2) Si une telle interprétation n’est pas conforme au principe de sécurité juridique, [l’article 6, paragraphe 1, et l’article 7, paragraphe 1,] de la directive 93/13 s’opposent-ils à une interprétation en vertu de laquelle le délai de prescription [de l’action en restitution des sommes versées en vertu d’une clause abusive] commence à courir à la date des arrêts du Tribunal Supremo (Cour suprême) qui ont établi la jurisprudence relative aux effets restitutifs [découlant de l’annulation d’une
telle clause] (arrêts du 23 janvier 2019) ?

3) Si [l’article 6, paragraphe 1, et l’article 7, paragraphe 1, de la directive 93/13] s’opposent à une telle interprétation, s’opposent‑ils également à celle en vertu de laquelle le délai de prescription [de l’action en restitution des sommes versées en vertu d’une clause abusive] commence à courir à la date des arrêts de la [Cour] dans lesquels cette dernière a jugé que l’action en restitution pouvait être soumise à un délai de prescription (notamment l’[arrêt du 9 juillet 2020, Raiffeisen Bank
et BRD Groupe Société Générale (C‑698/18 et C‑699/18, EU:C:2020:537),] ou l’[arrêt du 16 juillet 2020, Caixabank et Banco Bilbao Vizcaya Argentaria (C‑224/19 et C‑259/19, EU:C:2020:578)], confirmant l’arrêt précédent) ? »

Sur les questions préjudicielles

18 À titre liminaire, il convient de rappeler que la Cour a déjà dit pour droit que l’article 6, paragraphe 1, de la directive 93/13 doit être interprété en ce sens qu’une clause contractuelle déclarée abusive doit être considérée, en principe, comme n’ayant jamais existé, de sorte qu’elle ne saurait avoir d’effet à l’égard du consommateur. Partant, la constatation judiciaire du caractère abusif d’une telle clause doit, en principe, avoir pour conséquence le rétablissement de la situation en droit
et en fait du consommateur dans laquelle il se serait trouvé en l’absence de ladite clause [arrêts du 21 décembre 2016, Gutiérrez Naranjo e.a., C‑154/15, C‑307/15 et C‑308/15, EU:C:2016:980, point 61, ainsi que du 15 juin 2023, Bank M. (Conséquences de l’annulation du contrat), C‑520/21, EU:C:2023:478, point 57].

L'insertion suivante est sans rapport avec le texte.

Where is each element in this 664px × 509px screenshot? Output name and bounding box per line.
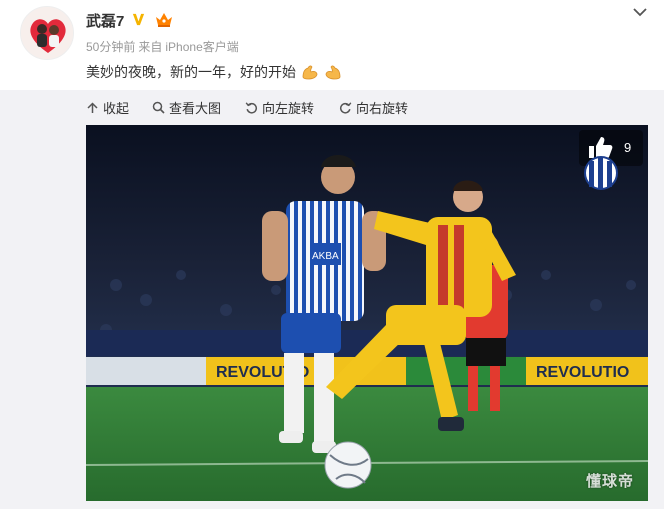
rotate-left-label: 向左旋转 bbox=[262, 100, 315, 116]
rotate-right-button[interactable]: 向右旋转 bbox=[339, 98, 408, 116]
rotate-left-icon bbox=[245, 101, 257, 113]
espanyol-crest-icon bbox=[584, 156, 618, 190]
like-count: 9 bbox=[624, 140, 632, 155]
watermark: 懂球帝 bbox=[585, 473, 634, 490]
collapse-label: 收起 bbox=[103, 100, 130, 116]
verified-icon bbox=[132, 13, 145, 26]
avatar-image bbox=[21, 7, 73, 59]
media-toolbar: 收起 查看大图 向左旋转 向右旋转 bbox=[0, 90, 664, 123]
match-photo[interactable]: REVOLUTIO REVOLUTIO AKBA 9 懂球帝 bbox=[86, 125, 648, 501]
post-time[interactable]: 50分钟前 bbox=[86, 40, 135, 54]
post-meta: 50分钟前 来自 iPhone客户端 bbox=[86, 38, 242, 55]
search-icon bbox=[152, 101, 165, 114]
vip-icon[interactable] bbox=[154, 11, 174, 28]
collapse-arrow-icon bbox=[87, 101, 98, 113]
flexed-biceps-icon bbox=[302, 65, 318, 80]
shirt-sponsor: AKBA bbox=[312, 251, 339, 262]
post-source-prefix: 来自 bbox=[138, 40, 163, 54]
rotate-right-icon bbox=[340, 101, 352, 113]
rotate-left-button[interactable]: 向左旋转 bbox=[245, 98, 314, 116]
media-panel: 收起 查看大图 向左旋转 向右旋转 REVOLUTIO REVOLUTIO AK… bbox=[0, 90, 664, 509]
chevron-down-icon[interactable] bbox=[631, 5, 649, 19]
post-source[interactable]: iPhone客户端 bbox=[165, 40, 238, 54]
view-large-label: 查看大图 bbox=[169, 100, 222, 116]
username[interactable]: 武磊7 bbox=[86, 10, 124, 31]
match-photo-scene: REVOLUTIO REVOLUTIO AKBA bbox=[86, 125, 648, 501]
board-text: REVOLUTIO bbox=[536, 364, 629, 381]
avatar[interactable] bbox=[20, 6, 74, 60]
collapse-button[interactable]: 收起 bbox=[86, 98, 129, 116]
flexed-biceps-icon bbox=[325, 65, 341, 80]
post-text: 美妙的夜晚，新的一年，好的开始 bbox=[86, 64, 296, 80]
post-text-row: 美妙的夜晚，新的一年，好的开始 bbox=[86, 62, 342, 82]
rotate-right-label: 向右旋转 bbox=[356, 100, 409, 116]
view-large-button[interactable]: 查看大图 bbox=[152, 98, 221, 116]
football-figure bbox=[324, 441, 372, 489]
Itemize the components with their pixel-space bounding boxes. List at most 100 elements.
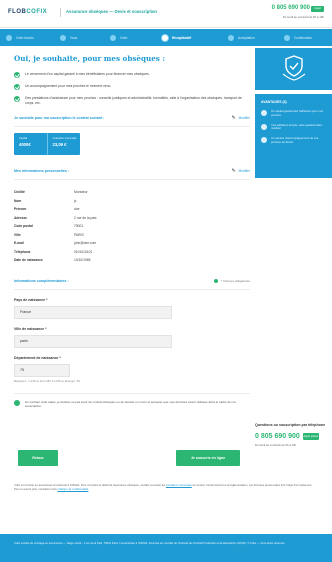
step-label: Acceptation <box>238 35 255 40</box>
capital-summary: Capital 4000€ Cotisation mensuelle 23,09… <box>14 133 80 155</box>
previous-button[interactable]: Retour <box>18 450 58 466</box>
sidebar-phone[interactable]: 0 805 690 900 Appel gratuit <box>255 433 332 440</box>
step-label: Votre <box>120 35 128 40</box>
personal-section-title: Mes informations personnelles : <box>14 169 70 173</box>
info-row: Code postal 75001 <box>14 224 84 229</box>
legal-notice: Cofix est courtier en assurances immatri… <box>14 484 313 492</box>
sidebar-phone-badge: Appel gratuit <box>302 433 319 440</box>
birth-city-label: Ville de naissance * <box>14 326 47 331</box>
required-note: * Champs obligatoires <box>213 278 250 283</box>
birth-dept-field[interactable]: 75 <box>14 363 70 377</box>
step-label: Votre besoin <box>16 35 34 40</box>
step-label: Confirmation <box>294 35 313 40</box>
cotisation-value: 23,09 € <box>52 142 67 148</box>
pencil-icon: ✎ <box>231 168 236 174</box>
main-content: Oui, je souhaite, pour mes obsèques : Le… <box>14 54 250 408</box>
page-title: Oui, je souhaite, pour mes obsèques : <box>14 54 166 63</box>
divider <box>14 288 250 290</box>
divider <box>14 179 250 180</box>
step-2[interactable]: Vous <box>60 34 77 41</box>
form-navigation: Retour Je souscris en ligne <box>14 450 250 466</box>
check-icon <box>14 84 20 90</box>
advantage-item: Un service d'accompagnement de vos proch… <box>261 136 326 145</box>
divider <box>14 126 250 127</box>
footer-text: Cofix société de courtage en assurances … <box>14 542 286 545</box>
phone-contact-title: Questions ou souscription par téléphone <box>255 423 326 427</box>
capital-column: Capital 4000€ <box>14 133 47 155</box>
pencil-icon: ✎ <box>231 115 236 121</box>
step-dot <box>284 34 290 41</box>
optin-text: En cochant cette étape, je déclare ne pa… <box>25 399 236 408</box>
bullet-icon <box>261 123 267 130</box>
birth-dept-label: Département de naissance * <box>14 355 61 360</box>
info-row: Téléphone 0101010101 <box>14 249 93 254</box>
step-dot <box>110 34 116 41</box>
advantage-item: Une adhésion simple, sans questionnaire … <box>261 123 326 132</box>
personal-info-table: Civilité Monsieur Nom jc Prénom doe Adresse… <box>14 188 250 265</box>
complementary-section-title: Informations complémentaires : <box>14 278 69 283</box>
bullet-icon <box>261 110 267 116</box>
check-icon <box>14 72 20 78</box>
sidebar-phone-hours: Du lundi au vendredi de 9h à 19h <box>255 443 297 447</box>
sidebar-phone-number[interactable]: 0 805 690 900 <box>255 433 300 440</box>
optin-checkbox[interactable] <box>14 399 20 406</box>
benefit-item: Des prestations d'assistance pour mes pr… <box>14 96 250 106</box>
info-row: Date de naissance 10/10/1965 <box>14 258 91 263</box>
check-icon <box>14 96 20 102</box>
sidebar-hero <box>255 48 332 90</box>
edit-personal-button[interactable]: ✎ Modifier <box>231 168 250 174</box>
page: FLOBCOFIX Assurance obsèques — Devis et … <box>0 0 332 562</box>
step-3[interactable]: Votre <box>110 34 127 41</box>
step-label: Vous <box>70 35 78 40</box>
birth-dept-hint: Mangeaux : 1 à 95 ou 2A et 2B / 0 à 976 … <box>14 379 80 383</box>
info-row: Adresse 2 rue de la paix <box>14 215 97 220</box>
step-dot <box>6 34 12 41</box>
info-row: Civilité Monsieur <box>14 190 88 195</box>
info-row: Nom jc <box>14 198 77 203</box>
header-phone-badge: Appel gratuit <box>311 6 324 16</box>
bullet-icon <box>261 137 267 144</box>
advantages-panel: AVANTAGES (3) Un capital garanti dès l'a… <box>255 94 332 178</box>
header-phone[interactable]: 0 805 690 900 Appel gratuit Du lundi au … <box>262 5 324 23</box>
step-5: Acceptation <box>228 34 255 41</box>
privacy-link[interactable]: politique de confidentialité <box>57 488 88 491</box>
contract-section-title: Je souhaite pour ma souscription le cont… <box>14 116 105 120</box>
conditions-link[interactable]: Conditions Générales <box>166 484 192 487</box>
cotisation-column: Cotisation mensuelle 23,09 € <box>46 133 81 155</box>
info-row: Ville PARIS <box>14 232 84 237</box>
complementary-section-header: Informations complémentaires : * Champs … <box>14 277 250 285</box>
info-row: Prénom doe <box>14 207 80 212</box>
advantages-title: AVANTAGES (3) <box>261 100 287 104</box>
contract-section-header: Je souhaite pour ma souscription le cont… <box>14 114 250 122</box>
header-phone-hours: Du lundi au vendredi de 9h à 19h <box>282 15 324 19</box>
capital-value: 4000€ <box>19 142 31 148</box>
step-dot <box>60 34 66 41</box>
header-divider <box>60 8 61 17</box>
advantage-item: Un capital garanti dès l'adhésion pour v… <box>261 109 326 118</box>
progress-steps: Votre besoin Vous Votre Récapitulatif Ac… <box>0 29 332 46</box>
subscribe-button[interactable]: Je souscris en ligne <box>176 450 240 466</box>
edit-contract-button[interactable]: ✎ Modifier <box>231 115 250 121</box>
step-label: Récapitulatif <box>172 35 192 40</box>
header-title: Assurance obsèques — Devis et souscripti… <box>66 9 157 14</box>
benefit-item: Le versement d'un capital garanti à mes … <box>14 72 250 78</box>
shield-hands-icon <box>282 55 306 81</box>
step-dot <box>228 34 234 41</box>
logo[interactable]: FLOBCOFIX <box>8 9 47 15</box>
required-dot-icon <box>213 278 218 283</box>
step-dot <box>162 34 168 41</box>
sidebar: AVANTAGES (3) Un capital garanti dès l'a… <box>255 48 332 447</box>
step-6: Confirmation <box>284 34 312 41</box>
birth-country-label: Pays de naissance * <box>14 297 48 302</box>
personal-section-header: Mes informations personnelles : ✎ Modifie… <box>14 167 250 175</box>
phone-contact-block: Questions ou souscription par téléphone … <box>255 423 332 447</box>
birth-country-field[interactable]: France <box>14 305 172 319</box>
step-4[interactable]: Récapitulatif <box>162 34 191 41</box>
optin-row: En cochant cette étape, je déclare ne pa… <box>14 392 250 409</box>
birth-city-field[interactable]: paris <box>14 334 172 348</box>
step-1[interactable]: Votre besoin <box>6 34 34 41</box>
info-row: E-mail john@doe.com <box>14 241 97 246</box>
benefit-item: Un accompagnement pour mes proches le mo… <box>14 84 250 90</box>
site-header: FLOBCOFIX Assurance obsèques — Devis et … <box>0 0 332 28</box>
header-phone-number[interactable]: 0 805 690 900 <box>272 5 310 11</box>
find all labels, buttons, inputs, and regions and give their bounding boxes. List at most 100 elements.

19 Il en découle que l’obligation pour le juge national d’écarter une clause contractuelle abusive imposant le paiement de sommes qui se révèlent indues emporte, en principe, un effet restitutoire correspondant à l’égard de ces sommes [arrêts du 21 décembre 2016, Gutiérrez Naranjo e.a., C‑154/15, C‑307/15 et C‑308/15, EU:C:2016:980, point 62, ainsi que du 15 juin 2023, Bank M. (Conséquences de l’annulation du contrat), C‑520/21, EU:C:2023:478, point 58].

20 En effet, l’absence d’un tel effet restitutoire serait susceptible de remettre en cause l’effet dissuasif que l’article 6, paragraphe 1, de la directive 93/13, lu en combinaison avec l’article 7, paragraphe 1, de cette directive, entend attacher au constat du caractère abusif des clauses contenues dans les contrats conclus avec les consommateurs par un professionnel [arrêts du 21 décembre 2016, Gutiérrez Naranjo e.a., C‑154/15, C‑307/15 et C‑308/15, EU:C:2016:980, point 63, ainsi que du 15 juin
2023, Bank M. (Conséquences de l’annulation du contrat), C‑520/21, EU:C:2023:478, point 58].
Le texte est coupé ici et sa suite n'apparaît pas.